Дяди — Кондратий и Леонтий Васильевичи, — такие же рыжие, как и старый Лебедь, встретили племянника с семьею гуляньем на целую неделю; жили они справно, в крестовых домах, а в надворь­ях — амбары с хлебом, скотные дворы.

Приписался Василий Лебедь к Енисейскому казачьему войску, сменил красные лампасы на желтые. За два года поставили пятистенный дом — благо лес был под рукою — кедровый, сосновый, — живи не тужи!..

Прибавлялась семья. Одна за другой появлялись на свет люди твоя, Господи, женского полу: Харитинья, Лизавета, Анна, Прасковья, и на исходе бабьего века народилась Евлампия, которая, не прожив трех недель после крещения, была «заспана» матерью — о чем не очень-то сокрушался отец.
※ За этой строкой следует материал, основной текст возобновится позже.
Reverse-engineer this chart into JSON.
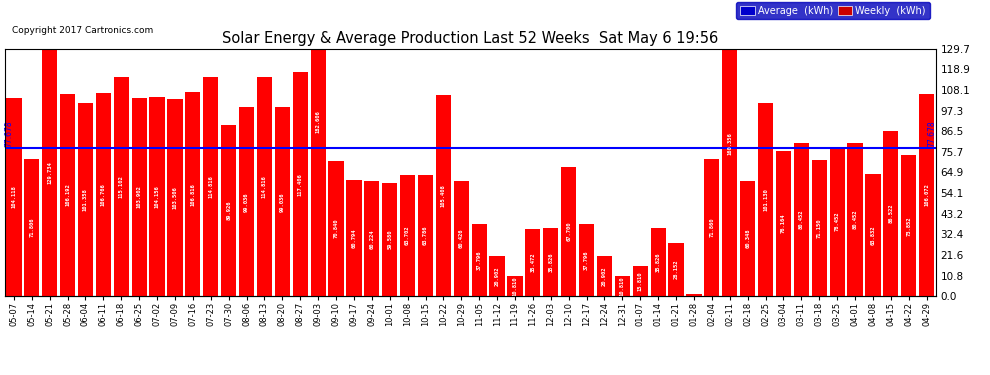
{
  "title": "Solar Energy & Average Production Last 52 Weeks  Sat May 6 19:56",
  "copyright": "Copyright 2017 Cartronics.com",
  "average_line": 77.678,
  "bar_color": "#FF0000",
  "average_color": "#0000FF",
  "background_color": "#FFFFFF",
  "grid_color": "#BBBBBB",
  "ylim": [
    0.0,
    129.7
  ],
  "yticks": [
    0.0,
    10.8,
    21.6,
    32.4,
    43.2,
    54.1,
    64.9,
    75.7,
    86.5,
    97.3,
    108.1,
    118.9,
    129.7
  ],
  "categories": [
    "05-07",
    "05-14",
    "05-21",
    "05-28",
    "06-04",
    "06-11",
    "06-18",
    "06-25",
    "07-02",
    "07-09",
    "07-16",
    "07-23",
    "07-30",
    "08-06",
    "08-13",
    "08-20",
    "08-27",
    "09-03",
    "09-10",
    "09-17",
    "09-24",
    "10-01",
    "10-08",
    "10-15",
    "10-22",
    "10-29",
    "11-05",
    "11-12",
    "11-19",
    "11-26",
    "12-03",
    "12-10",
    "12-17",
    "12-24",
    "12-31",
    "01-07",
    "01-14",
    "01-21",
    "01-28",
    "02-04",
    "02-11",
    "02-18",
    "02-25",
    "03-04",
    "03-11",
    "03-18",
    "03-25",
    "04-01",
    "04-08",
    "04-15",
    "04-22",
    "04-29"
  ],
  "values": [
    104.118,
    71.806,
    129.734,
    106.192,
    101.358,
    106.766,
    115.102,
    103.902,
    104.156,
    103.506,
    106.816,
    114.816,
    89.926,
    99.036,
    114.816,
    99.036,
    117.406,
    182.606,
    70.84,
    60.794,
    60.224,
    59.58,
    63.702,
    63.786,
    105.408,
    60.426,
    37.796,
    20.902,
    10.81,
    35.472,
    35.826,
    67.7,
    37.796,
    20.902,
    10.81,
    15.81,
    35.826,
    28.152,
    1.312,
    71.86,
    160.356,
    60.348,
    101.13,
    76.164,
    80.452,
    71.15,
    78.452,
    80.452,
    63.832,
    86.522,
    73.852,
    106.072
  ],
  "legend_avg_text": "Average  (kWh)",
  "legend_weekly_text": "Weekly  (kWh)",
  "legend_avg_bg": "#0000CC",
  "legend_weekly_bg": "#CC0000"
}
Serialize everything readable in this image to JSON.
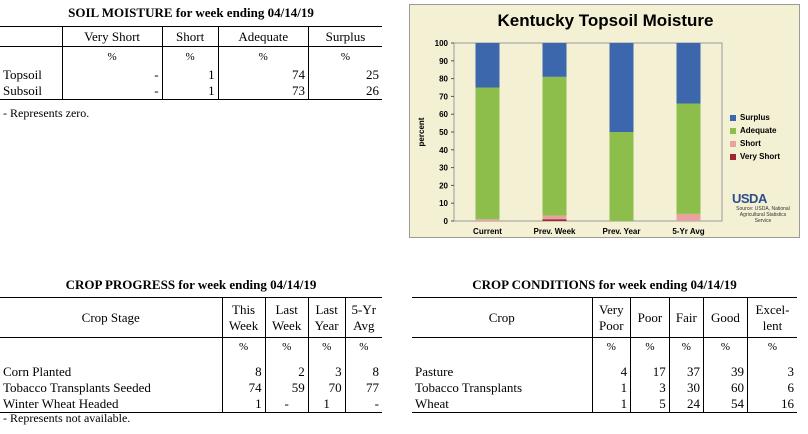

По семнадцатому году богатырской силушки сын Ной в горном Урянхайском крае, где казаки несли пограничную службу, подружился с отчаянным лоцманом, гонявшим салики по бурным и опас­ным рекам двуглавого Енисея — Бий-Хему и Каа-Хему, и до того наторел в плаванье, что век бы не расставался с диким краем, где проживали сойоты в берестяных и войлочных чумах, а среди них русские поселенцы из староверов, некогда бежавшие от православной церкви и самодержавии. Вольной волюшки набрался Ной по самую маковку. И действительную службу довелось ему отбыть в Урянхае, в казачьем гарнизоне Белоцарска.

Шли годы. Обжились Лебеди в Таштыпе. Замылся в памяти отчий курень старого Лебедя, умершего в Качалинской, и давно отошла с миром матушка Василия Васильевича, да и с братьями разминулся. Мужали сыновья, отбыв действительную службу. Старший, Василий, женился на сибирской казачке — у батюшки Лебедя по­явились внучки. Жить бы миром и согласием, да самодержец всея Руси, помазанник божий царь Николай Второй призвал казаков первой очереди в армию.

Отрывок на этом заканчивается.